Open connollyst opened 9 years ago
Hi Sean,
Thanks for the comments! In general I think you can put any classifier on top of the ensemble, not just a linear system. Many people use SVM's or decision trees for example. You could probably also use an HTM on top, though I haven't really thought through how you could do that. It's definitely an interesting idea!
I also think you naturally get some of the benefits of ensembles using hierarchical systems. In some sense they both decompose the input space into subsystems and the higher level combines these subsystems into making the final decision.
Cheers,
--Subutai
Hi Subutai,
I was just watching your discussion in the Jan 2015 office hour regarding this experiment. Very cool stuff, seems a sensible step forward to me. A question comes to mind though, I'd like to get your feedback & hope this is the correct venue. I'm just coming up to speed with CLA/HTM/Numenta so please correct me if I'm mistaken about anything here.
In my understanding of HTM the hierarchical refers to the layers of neurons, where the excitation (input) to neurons in one layer is the activity (output) of neurons in previous layer; the base layer neurons receiving raw sensor stimuli.
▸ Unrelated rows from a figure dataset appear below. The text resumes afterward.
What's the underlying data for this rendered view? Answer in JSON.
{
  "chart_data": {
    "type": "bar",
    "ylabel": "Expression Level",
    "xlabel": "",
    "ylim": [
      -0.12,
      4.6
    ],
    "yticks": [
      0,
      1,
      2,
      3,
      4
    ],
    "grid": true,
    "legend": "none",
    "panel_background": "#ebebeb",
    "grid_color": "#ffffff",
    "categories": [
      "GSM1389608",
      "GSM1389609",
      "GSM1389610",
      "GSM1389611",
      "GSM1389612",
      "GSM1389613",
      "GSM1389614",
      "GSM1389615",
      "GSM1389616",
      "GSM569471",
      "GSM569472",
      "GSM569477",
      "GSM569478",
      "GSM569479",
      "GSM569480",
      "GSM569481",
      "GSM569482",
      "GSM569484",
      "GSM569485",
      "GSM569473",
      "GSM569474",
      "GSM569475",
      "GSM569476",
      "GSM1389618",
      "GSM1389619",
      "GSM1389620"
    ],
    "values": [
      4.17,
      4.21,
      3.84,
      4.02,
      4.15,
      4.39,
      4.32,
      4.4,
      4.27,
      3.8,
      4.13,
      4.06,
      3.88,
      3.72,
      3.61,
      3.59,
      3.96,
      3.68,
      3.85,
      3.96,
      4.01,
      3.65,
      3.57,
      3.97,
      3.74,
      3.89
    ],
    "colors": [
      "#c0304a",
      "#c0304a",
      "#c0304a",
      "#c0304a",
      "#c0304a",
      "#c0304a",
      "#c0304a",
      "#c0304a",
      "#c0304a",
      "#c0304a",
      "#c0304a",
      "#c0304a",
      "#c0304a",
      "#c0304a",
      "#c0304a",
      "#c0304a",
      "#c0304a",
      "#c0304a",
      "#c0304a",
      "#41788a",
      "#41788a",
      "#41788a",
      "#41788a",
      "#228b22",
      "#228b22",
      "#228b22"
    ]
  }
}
Within each layer, the neurons are exciting & inhibiting each other dynamically through horizontal connections.
The advantage in an ensemble of HTMs then, is that 1) there are no horizontal connection between neither the neurons nor the layers of different HTM, and 2) each HTM gets to learn it's own patterns using different parameters for each.
The main issue you explored in this projects was how to interpret the different predictions from each HTM. Would it be sensible to just slap another HTM on top of the ensemble?
This top HTM would differ from the normal hierarchical concept in HTM, as there is absolutely no connection between the neurons. It would be receiving scalar input, the ensemble of predictions, and outputting a prediction itself.
Perhaps another approach would be to use the top HTM, not to make a prediction, but to predict appropriate weights; as you did with least squares.
Perhaps this would be a bit weird as the initial predictions are for a future time step (+1, +5, whatever) but the top HTM would be assuming that is the current time step - I think that's fine as long as we interpret the output correct.
I'll leave it at that. Is there any sense behind this? I'd love to get your input!
Cheers, Sean